5 Useful Steps for Hand Safety

Posted by Brooke Barone on Feb 25, 2013 2:03:00 PM

Culture is a powerful thing. It affects the way we think, operate, our instincts and reactions.

The culture inside a manufacturing facility tends to be a little more “macho,” rather than say the culture inside a daycare center. But in both of these scenarios, safety is the number one priority.

It’s not human nature to put something over our hands, especially when we are using them to work. Culture might have taught us this slows the production process down or creates a distraction. But hand injuries could have serious effects down the road.
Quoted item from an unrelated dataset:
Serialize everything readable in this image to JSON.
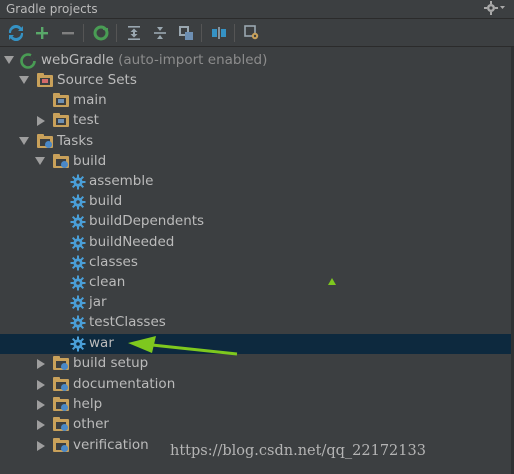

Let’s say someone on the production line gets a cut or abrasion from not wearing proper protection while working. This could further lead to stitches, infections, soreness or other medical treatments. So now, they might be on light duty, can’t work as fast or even out of work for a while. This could have an indirect and direct cost.

Indirect cost- Work slower, have to hire someone else in the meantime

Direct cost- Doctor bill, Worker’s Compensation

Although hand safety seems like a minor issue when you’re looking at the entire scope of safety in manufacturing, hand injuries can easily be prevented if the proper steps are taken.

hand gloves

Listed are five steps to help ensure that the proper protection is provided.

Step 1: Organize a Continuous Improvement Process (CIP) and look back at the hand injuries that occurred over the past five years and conduct a route-cause analysis of each injury to determine how it could have been prevented if proper gloves were worn. 

Step 2: Have an external consultant come in and conduct a Hand Safety Analysis to analyze the different operations, job functions and practices, and then recommend what types of gloves and/or hand protection are needed.  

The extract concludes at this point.